PPoPP 2026
Sat 31 January - Wed 4 February 2026 Sydney, Australia
co-located with HPCA/CGO/PPoPP/CC 2026

Computing attention is the backbone of transformer-based models like large language models. However, the increasing diversity of attention algorithms presents significant challenges for unleashing hardware performance. State-of-the-art variants like FlashAttention target a specific attention algorithm or hardware platform, which fail to generalize to other algorithms and platforms.

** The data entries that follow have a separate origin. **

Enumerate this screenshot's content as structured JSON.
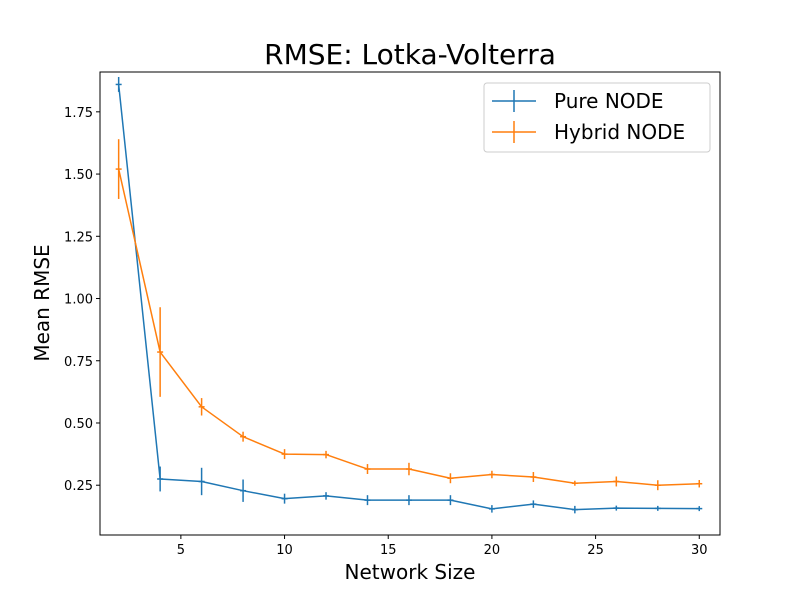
{
  "chart_data": {
    "type": "line",
    "title": "RMSE: Lotka-Volterra",
    "xlabel": "Network Size",
    "ylabel": "Mean RMSE",
    "xlim": [
      1.1,
      31.0
    ],
    "ylim": [
      0.05,
      1.91
    ],
    "xticks": [
      5,
      10,
      15,
      20,
      25,
      30
    ],
    "yticks": [
      0.25,
      0.5,
      0.75,
      1.0,
      1.25,
      1.5,
      1.75
    ],
    "ytick_labels": [
      "0.25",
      "0.50",
      "0.75",
      "1.00",
      "1.25",
      "1.50",
      "1.75"
    ],
    "legend_position": "top-right",
    "grid": false,
    "x": [
      2,
      4,
      6,
      8,
      10,
      12,
      14,
      16,
      18,
      20,
      22,
      24,
      26,
      28,
      30
    ],
    "series": [
      {
        "name": "Pure NODE",
        "color": "#1f77b4",
        "values": [
          1.86,
          0.275,
          0.265,
          0.228,
          0.196,
          0.207,
          0.19,
          0.19,
          0.19,
          0.155,
          0.174,
          0.152,
          0.158,
          0.157,
          0.156
        ],
        "errors": [
          0.03,
          0.05,
          0.055,
          0.045,
          0.02,
          0.015,
          0.02,
          0.02,
          0.02,
          0.015,
          0.015,
          0.015,
          0.01,
          0.01,
          0.01
        ]
      },
      {
        "name": "Hybrid NODE",
        "color": "#ff7f0e",
        "values": [
          1.52,
          0.785,
          0.565,
          0.445,
          0.375,
          0.373,
          0.315,
          0.315,
          0.278,
          0.293,
          0.283,
          0.258,
          0.265,
          0.25,
          0.256
        ],
        "errors": [
          0.12,
          0.18,
          0.035,
          0.02,
          0.02,
          0.015,
          0.02,
          0.025,
          0.02,
          0.015,
          0.02,
          0.01,
          0.02,
          0.02,
          0.015
        ]
      }
    ]
  }
}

We present MetaAttention, a framework that automatically derives the optimal implementation of an attention algorithm given a hardware platform. Our key insight is that variants of attention can be abstracted into two operations: relevance scoring and aggregation, complemented by customizable functions and configurations like the input shape. Based on it, we systematically design a cross-backend attention runtime around these operations that generalizes to variants of attention with customizable operators. To unleash the hardware performance, we further propose an IntermediateTensor-based search method to find the optimal tiling strategy and the parallelism scheme according to the attention customization and hardware features. MetaAttention delivers up to a 10.4x speedup for configurations previously unsupported by state-of-the-art systems. Additionally, MetaAttention achieves performance comparable to manually-optimized libraries such as FlashMLA while significantly reducing the amount of code required.